Selling the apartment has kind of hit me hard though with what I do next with my life. I expected either of my parents (who are separated) to take me back for a short time while I get my life back on track, however the general mood I was getting that they didn't particularly want me; which is totally cool as people move on. This kind of leaves my boyfriend, who has happily said I can move in with his parents for a while, in the meantime we potentially look at a place together to rent. The trouble is I can't find myself staying with him and I can't find it in myself to finish things with him at the moment. He's my emotional rock and feels like my best friend at the moment, but we don't get intimate anymore and I've kind of lost feelings towards him that way. I know I should end things but I don't feel stable enough to do it, and I get so lonely living in my place for years that him coming along was a blessing.
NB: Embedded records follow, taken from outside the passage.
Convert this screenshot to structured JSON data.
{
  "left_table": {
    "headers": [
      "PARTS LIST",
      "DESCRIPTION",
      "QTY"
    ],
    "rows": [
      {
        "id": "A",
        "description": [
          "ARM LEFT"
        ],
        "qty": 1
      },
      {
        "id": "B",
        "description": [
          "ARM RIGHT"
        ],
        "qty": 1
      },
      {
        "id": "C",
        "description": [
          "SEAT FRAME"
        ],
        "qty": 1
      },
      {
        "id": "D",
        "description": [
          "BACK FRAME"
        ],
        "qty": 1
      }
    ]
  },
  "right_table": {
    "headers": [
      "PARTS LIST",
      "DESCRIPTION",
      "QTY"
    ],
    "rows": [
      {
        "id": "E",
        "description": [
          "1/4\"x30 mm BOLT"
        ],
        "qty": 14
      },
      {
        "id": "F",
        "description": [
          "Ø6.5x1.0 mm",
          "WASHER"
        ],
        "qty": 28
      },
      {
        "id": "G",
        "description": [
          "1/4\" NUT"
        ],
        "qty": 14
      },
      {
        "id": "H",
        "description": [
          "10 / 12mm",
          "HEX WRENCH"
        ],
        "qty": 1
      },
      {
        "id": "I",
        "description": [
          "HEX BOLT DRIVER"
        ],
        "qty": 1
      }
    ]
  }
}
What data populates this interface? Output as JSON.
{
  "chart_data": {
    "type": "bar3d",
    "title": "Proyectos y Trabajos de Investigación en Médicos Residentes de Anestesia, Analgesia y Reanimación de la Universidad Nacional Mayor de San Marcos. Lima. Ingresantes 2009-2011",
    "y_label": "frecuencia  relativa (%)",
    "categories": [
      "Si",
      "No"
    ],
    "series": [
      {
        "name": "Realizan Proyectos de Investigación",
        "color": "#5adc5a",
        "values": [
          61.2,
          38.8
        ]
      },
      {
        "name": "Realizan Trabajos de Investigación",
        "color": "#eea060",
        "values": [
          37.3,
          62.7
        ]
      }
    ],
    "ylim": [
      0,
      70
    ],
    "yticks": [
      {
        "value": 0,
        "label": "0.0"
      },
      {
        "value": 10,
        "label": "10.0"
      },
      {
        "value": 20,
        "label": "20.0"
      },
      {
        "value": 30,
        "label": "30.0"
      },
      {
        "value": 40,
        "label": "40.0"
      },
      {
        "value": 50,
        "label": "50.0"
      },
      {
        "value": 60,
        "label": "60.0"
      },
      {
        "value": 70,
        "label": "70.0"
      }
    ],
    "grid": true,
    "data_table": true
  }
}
Oh, and for the record I'm in a crappy paid job which, as I stated above, just about covers my bills leaving me with no car or much spending money to go out and enjoy. So I kind of feel broken and let down in all aspects of my life to be honest. I don't know where to start, all I know is I'm gonna be without my flat soon and most probably moving in with a guy I don't think I should be with. The feeling gets worse at times, especially when I see how successful my family are doing around me. Where on earth do I start?